As a junior, Tennant remained BC's starting center and played in all 14 games. The Eagles' line allowed only 21 quarterback sacks with a pair of first-year starting quarterbacks behind them. Tennant's performance earned him an All-ACC honorable mention.

Prior to his senior season, Tennant was voted a team captain. He started all games for the Eagles and anchored an offensive line that ranked 35th in the country in sacks allowed (1.42). He subsequently earned Second-team All-American honors by the Walter Camp Foundation.

==Professional career==

===Pre-draft===

Projected as a second-round selection by Sports Illustrated, Tennant was ranked as the No. 2 available in the 2010 NFL draft, behind only Maurkice Pouncey.

Pre-draft measurables
| Height | Weight | Arm length | Hand span | 40-yard dash | 10-yard split | 20-yard split | 20-yard shuttle | Three-cone drill | Vertical jump | Broad jump | Bench press |
| 6 ft 4+5⁄8 in (1.95 m) | 300 lb (136 kg) | 32+1⁄4 in (0.82 m) | 9+1⁄2 in (0.24 m) | 5.16 s | 1.81 s | 3.00 s | 4.62 s | 7.60 s | 25.0 in (0.64 m) | 8 ft 2 in (2.49 m) | 27 reps |
All values from NFL Combine

===New Orleans Saints===
Tennant was selected by the Saints in the fifth round of the 2010 NFL draft with the 158th overall pick. He signed a four-year contract with the Saints on July 22, 2010. He was cut in 2012.

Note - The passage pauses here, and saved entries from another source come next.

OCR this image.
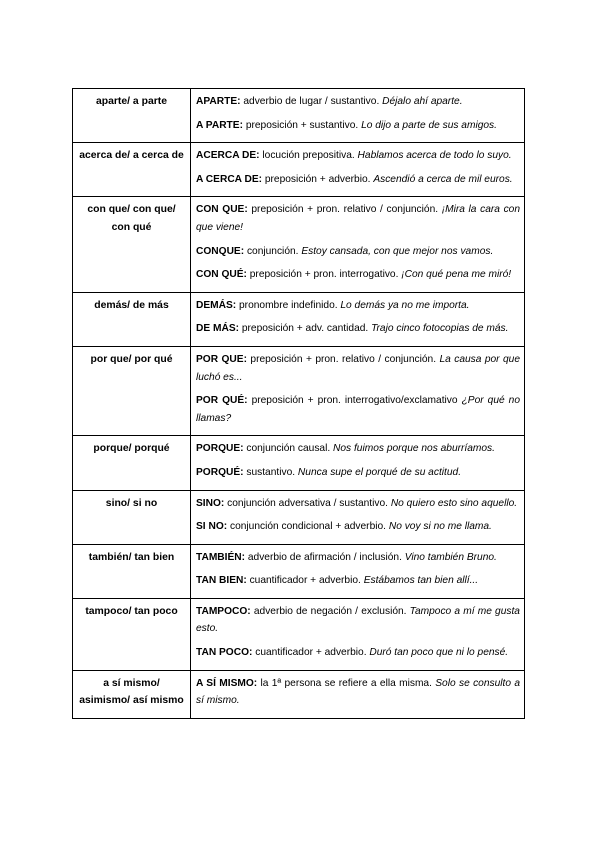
aparte/ a parte	APARTE: adverbio de lugar / sustantivo. Déjalo ahí aparte.

A PARTE: preposición + sustantivo. Lo dijo a parte de sus amigos.

acerca de/ a cerca de	ACERCA DE: locución prepositiva. Hablamos acerca de todo lo suyo.

A CERCA DE: preposición + adverbio. Ascendió a cerca de mil euros.

con que/ con que/ con qué	CON QUE: preposición + pron. relativo / conjunción. ¡Mira la cara con que viene!

CONQUE: conjunción. Estoy cansada, con que mejor nos vamos.

CON QUÉ: preposición + pron. interrogativo. ¡Con qué pena me miró!

demás/ de más	DEMÁS: pronombre indefinido. Lo demás ya no me importa.

DE MÁS: preposición + adv. cantidad. Trajo cinco fotocopias de más.

por que/ por qué	POR QUE: preposición + pron. relativo / conjunción. La causa por que luchó es...

POR QUÉ: preposición + pron. interrogativo/exclamativo ¿Por qué no llamas?

porque/ porqué	PORQUE: conjunción causal. Nos fuimos porque nos aburríamos.

PORQUÉ: sustantivo. Nunca supe el porqué de su actitud.

sino/ si no	SINO: conjunción adversativa / sustantivo. No quiero esto sino aquello.

SI NO: conjunción condicional + adverbio. No voy si no me llama.

también/ tan bien	TAMBIÉN: adverbio de afirmación / inclusión. Vino también Bruno.

TAN BIEN: cuantificador + adverbio. Estábamos tan bien allí...

tampoco/ tan poco	TAMPOCO: adverbio de negación / exclusión. Tampoco a mí me gusta esto.

TAN POCO: cuantificador + adverbio. Duró tan poco que ni lo pensé.

a sí mismo/ asimismo/ así mismo	A SÍ MISMO: la 1ª persona se refiere a ella misma. Solo se consulto a sí mismo.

===New England Patriots===
Tennant was claimed off waivers by the New England Patriots on September 1, 2012, but was cut on September 4 when the Patriots needed to make room on the roster for running back Lex Hilliard. Tennant was again signed by New England as an emergency depth option because of the injuries to Guard Logan Mankins and Tackle Nick McDonald.

Tennant was released by the Patriots on October 20, 2012.

===Philadelphia Eagles===
Tennant was signed by the Philadelphia Eagles on October 23, 2012, after the Eagles released center Steve Vallos, who replaced injured starting center Jason Kelce. He was released on August 30, 2013.